Are all you crass materialists out there listening? Matter doesn’t matter unless it’s got soul.

Whew! I said a bit more than I intended. But there’s one more interesting tidbit about the Crane Fly that I learned through the haphazard genius of Wikipedia. What we see as the Crane Fly is really only the last stage in that peculiar insect’s varied life cycle. Before morphing into a minute, faltering version of the Kitty Hawk, the Crane Fly spent the better part of its life underground as a squirmy, wormy larva called the Leatherjacket. This previous incarnation needs to be taken very seriously indeed. One last citation from Wikipedia is in order then I rest my case.

Says the all-knowing wiki: “…once they become adults, most crane fly species live only to mate and die.
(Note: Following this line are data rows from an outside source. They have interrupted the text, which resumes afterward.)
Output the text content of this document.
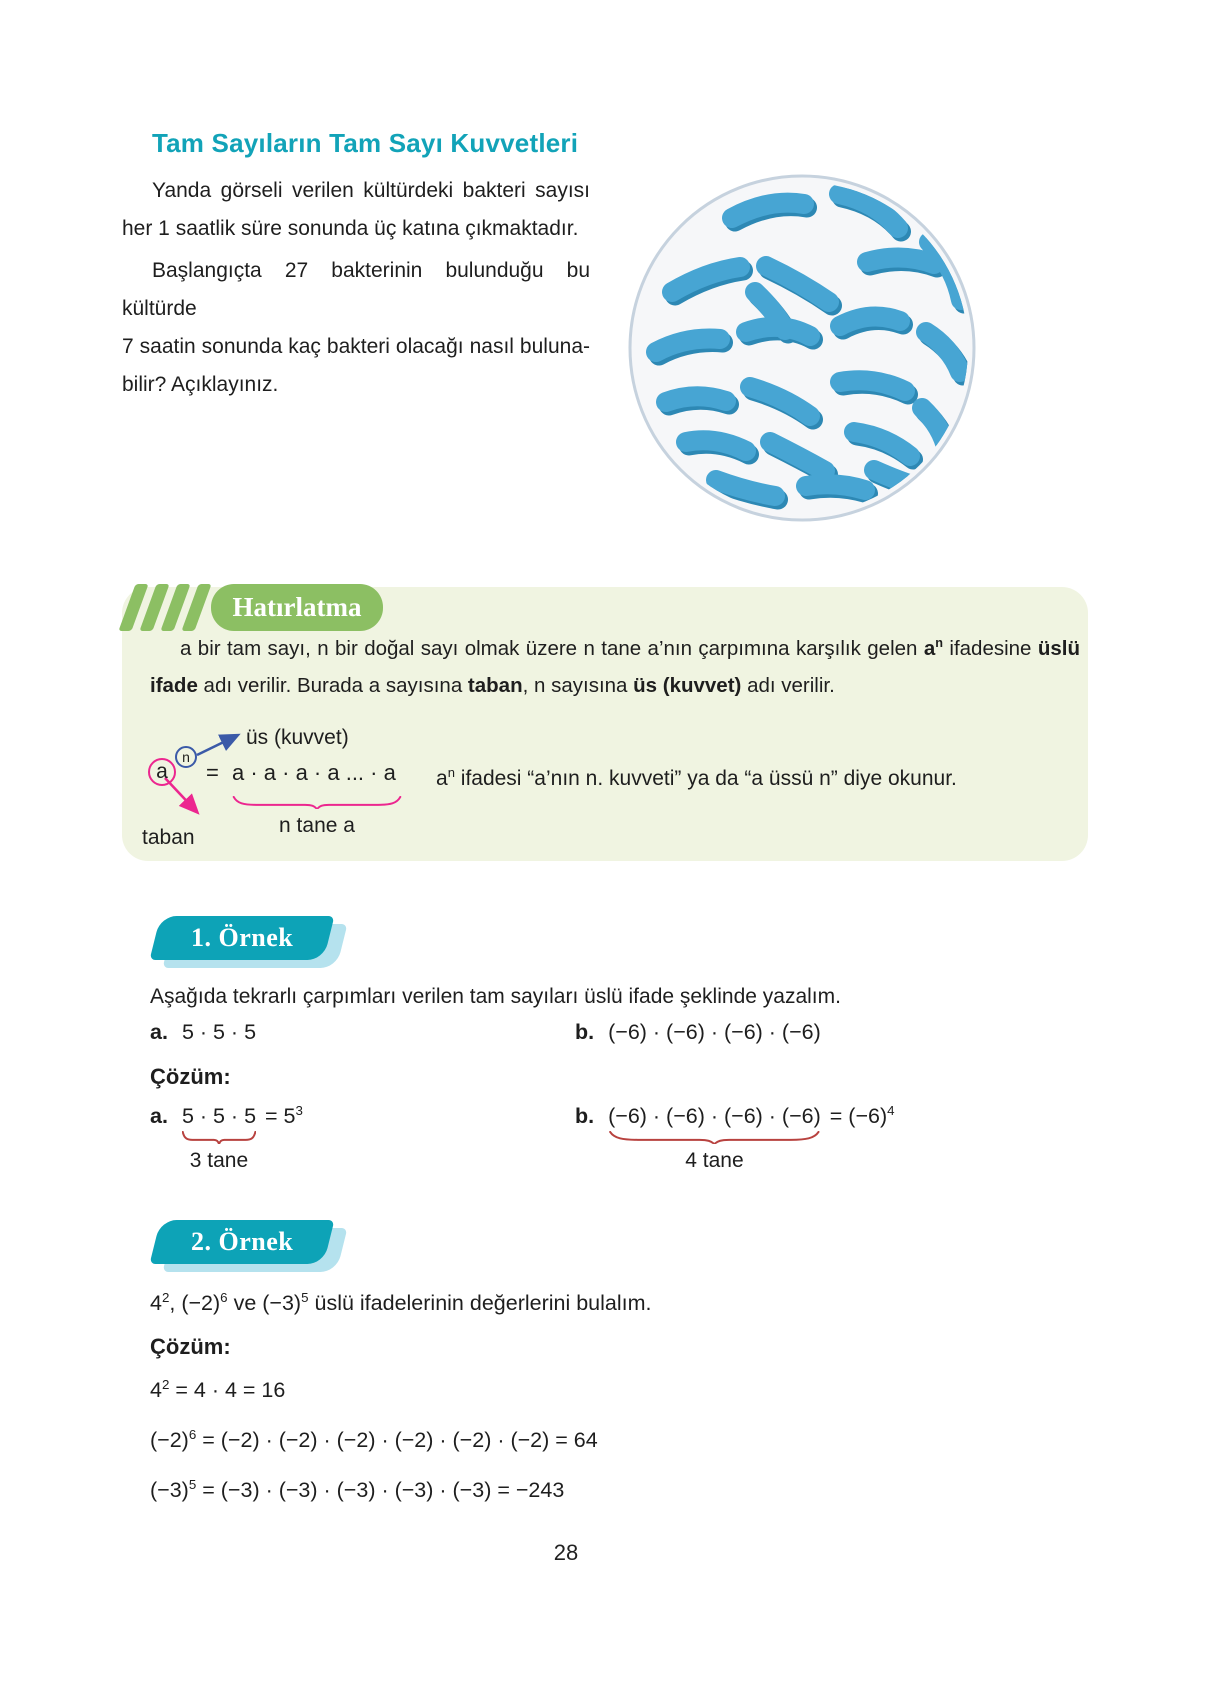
Tam Sayıların Tam Sayı Kuvvetleri
Yanda görseli verilen kültürdeki bakteri sayısı
her 1 saatlik süre sonunda üç katına çıkmaktadır.
Başlangıçta 27 bakterinin bulunduğu bu kültürde
7 saatin sonunda kaç bakteri olacağı nasıl buluna-
bilir? Açıklayınız.
Hatırlatma
a bir tam sayı, n bir doğal sayı olmak üzere n tane a’nın çarpımına karşılık gelen $a^n$ ifadesine üslü
ifade adı verilir. Burada a sayısına taban, n sayısına üs (kuvvet) adı verilir.
üs (kuvvet)
a
n
= a · a · a · a ... · a
n tane a
taban
$a^n$ ifadesi “a’nın n. kuvveti” ya da “a üssü n” diye okunur.
1. Örnek
Aşağıda tekrarlı çarpımları verilen tam sayıları üslü ifade şeklinde yazalım.
a. 5 · 5 · 5	b. (−6) · (−6) · (−6) · (−6)
Çözüm:
a. 5 · 5 · 5
3 tane
= $5^3$	b. (−6) · (−6) · (−6) · (−6)
4 tane
= $(-6)^4$
2. Örnek
$4^2$, $(-2)^6$ ve $(-3)^5$ üslü ifadelerinin değerlerini bulalım.
Çözüm:
$4^2 = 4 \cdot 4 = 16$
$(-2)^6 = (-2) \cdot (-2) \cdot (-2) \cdot (-2) \cdot (-2) \cdot (-2) = 64$
$(-3)^5 = (-3) \cdot (-3) \cdot (-3) \cdot (-3) \cdot (-3) = -243$
28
Their larvae, called "leatherjackets", "leatherbacks", "leatherback bugs" or "leatherjacket slugs…" are “…occasionally considered a mild turf pest in some areas. In 1935, Lord's Cricket Ground in London was among the venues affected by leatherjackets: several thousand were collected by ground staff and burned, because they caused bald patches on the wicket and the pitch took unaccustomed spin for much of the season.”

The entry has vaguely religious overtones, don’t you think? But the main point is Crane Flies must really be taken quite seriously after all. When ‘unaccustomed spin’ occurs on the cricket pitch, surely the world must sit up and take notice.